No obvious discrimination
The results show that women had a more favorable risk pattern. Above all, fewer smoked; but the women also had lower blood pressure and healthier blood fat levels. Compared with men, women in good health with no history of cardiovascular disease, CVD, had a higher propensity to take preventive medication, have well-controlled blood pressure, and avoid smoking.

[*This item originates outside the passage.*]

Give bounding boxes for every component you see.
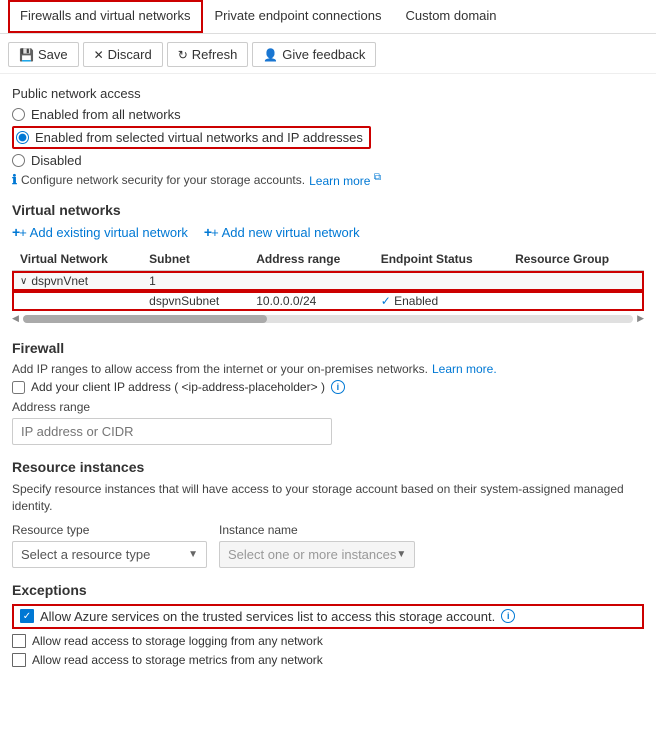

Concern is often expressed that women with CVD are given less intensive treatment than men. If this is true, it might have a negative influence. However, the researchers behind the present study think it is not a matter of discrimination.
“Our interpretation is that there doesn’t seem to be discrimination against women. Rather, women have less marked changes in the coronary arteries, which means they don’t need such intensive treatment,” Rosengren says.
National income a crucial factor
The study shows that men with, for example, myocardial infarction, MI, received invasive treatment, such as balloon dilation (coronary angioplasty) or coronary bypass surgery, more often than women. Despite this, women had less risk of a new MI.
The main difference in prognosis after MI is, instead, between poor and rich nations. In low-income countries like Bangladesh, India and Pakistan, roughly 40 percent of men and women alike die within 30 days after MI or stroke, while the corresponding proportion for high-income countries like Sweden and Canada is below 10 percent.
The PURE study comprises participants from Argentina, Bangladesh, Brazil, Canada, Chile, Colombia, Ecuador, Philippines, United Arab Emirates, India, Iran, Kazakhstan, China, Kyrgyzstan, Malaysia, Pakistan, Palestine, Peru, Poland, Russia, Saudi Arabia, South Africa, Sweden, Tanzania, Turkey, Uruguay and Zimbabwe. The study is led from Canada.